Wednesday, April 26, 2017

Spousal support can be a sticky subject, especially for those who have to pay it. With that in mind, a case highlighting a veteran's fight to protect his benefits after a military divorce may interest Texas service members who are dissolving a marriage.

The disabled Air Force reservist has brought his case before the United States Supreme Court. He says the $1,000 monthly alimony he is required to pay his ex-wife should never have been calculated the way it was. After the divorce, the woman's alimony was calculated by using the reservist's disability benefits from the Department of Veterans Affairs and his Social Security benefits. He claims that federal law was violated because his VA benefits are for his welfare only and should not be used to help his spouse.

An Oregon Court of Appeals and the state's Supreme Court refused to overturn a lower court's ruling, and the veteran is now appealing to the highest court in the land. The two sides in this case have very different opinions. The veteran's side points out that different states have different laws, and the case could result in the high court unifying those laws with a blanket ruling. Also, the veteran claims the states appear to be ignoring federal mandates about whether certain benefits are allowed to be used in calculating spousal support.

However, the other side argues that since states have different rules, veterans -- just like civilians -- should be required to take care of their families by using what funds are available.
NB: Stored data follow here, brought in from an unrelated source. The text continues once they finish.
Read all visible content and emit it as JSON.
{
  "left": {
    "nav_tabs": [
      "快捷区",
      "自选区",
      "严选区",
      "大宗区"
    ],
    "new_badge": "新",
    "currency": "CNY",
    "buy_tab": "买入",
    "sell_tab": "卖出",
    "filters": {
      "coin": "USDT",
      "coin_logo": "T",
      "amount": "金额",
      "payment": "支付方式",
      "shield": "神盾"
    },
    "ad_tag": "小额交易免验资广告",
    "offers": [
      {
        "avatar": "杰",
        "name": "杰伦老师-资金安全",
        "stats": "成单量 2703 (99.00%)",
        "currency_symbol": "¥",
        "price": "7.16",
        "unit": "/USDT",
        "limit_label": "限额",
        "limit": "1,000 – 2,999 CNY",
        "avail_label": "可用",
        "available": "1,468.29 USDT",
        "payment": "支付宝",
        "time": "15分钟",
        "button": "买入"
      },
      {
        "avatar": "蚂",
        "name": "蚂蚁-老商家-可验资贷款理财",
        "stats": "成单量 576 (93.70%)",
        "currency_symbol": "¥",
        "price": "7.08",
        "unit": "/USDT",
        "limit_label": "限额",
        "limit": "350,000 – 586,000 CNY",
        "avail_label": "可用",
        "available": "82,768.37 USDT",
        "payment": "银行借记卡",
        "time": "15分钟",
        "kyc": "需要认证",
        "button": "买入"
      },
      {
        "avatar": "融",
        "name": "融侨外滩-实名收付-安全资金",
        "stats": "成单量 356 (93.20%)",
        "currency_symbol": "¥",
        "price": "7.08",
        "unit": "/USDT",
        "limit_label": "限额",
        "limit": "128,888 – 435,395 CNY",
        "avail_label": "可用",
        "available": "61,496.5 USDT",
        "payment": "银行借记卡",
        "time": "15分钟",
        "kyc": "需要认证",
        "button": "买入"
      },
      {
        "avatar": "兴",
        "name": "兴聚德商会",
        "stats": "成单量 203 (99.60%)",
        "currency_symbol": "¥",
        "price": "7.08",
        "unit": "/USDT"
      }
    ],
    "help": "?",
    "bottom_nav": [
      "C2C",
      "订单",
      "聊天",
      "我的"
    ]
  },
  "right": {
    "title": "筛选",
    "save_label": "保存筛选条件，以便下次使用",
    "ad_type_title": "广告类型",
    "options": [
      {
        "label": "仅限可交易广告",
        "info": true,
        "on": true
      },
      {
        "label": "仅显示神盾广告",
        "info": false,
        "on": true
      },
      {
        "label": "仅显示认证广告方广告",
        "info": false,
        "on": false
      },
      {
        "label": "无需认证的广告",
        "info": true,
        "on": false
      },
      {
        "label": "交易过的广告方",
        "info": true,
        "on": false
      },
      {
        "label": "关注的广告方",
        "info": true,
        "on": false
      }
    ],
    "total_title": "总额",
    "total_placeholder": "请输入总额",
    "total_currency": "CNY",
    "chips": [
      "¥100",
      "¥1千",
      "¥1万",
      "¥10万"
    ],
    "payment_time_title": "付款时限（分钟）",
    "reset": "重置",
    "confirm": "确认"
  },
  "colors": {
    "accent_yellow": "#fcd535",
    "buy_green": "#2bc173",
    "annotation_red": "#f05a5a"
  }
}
The VA currently pays the Air Force reservist 100 percent disability, which amounts to $2,623 per month. In addition to that, his Social Security benefits come to $1,803. During their 20-year marriage, the woman did not work outside the home, and child support was not due to either party.

The man says he could have swallowed a cut in his Social Security for the alimony, but his VA disability payments are for his benefit alone. Texas service members who are going through a military divorce may want to keep an eye on the outcome of this case. It could spell major changes for how military benefits are calculated for divorcing couples.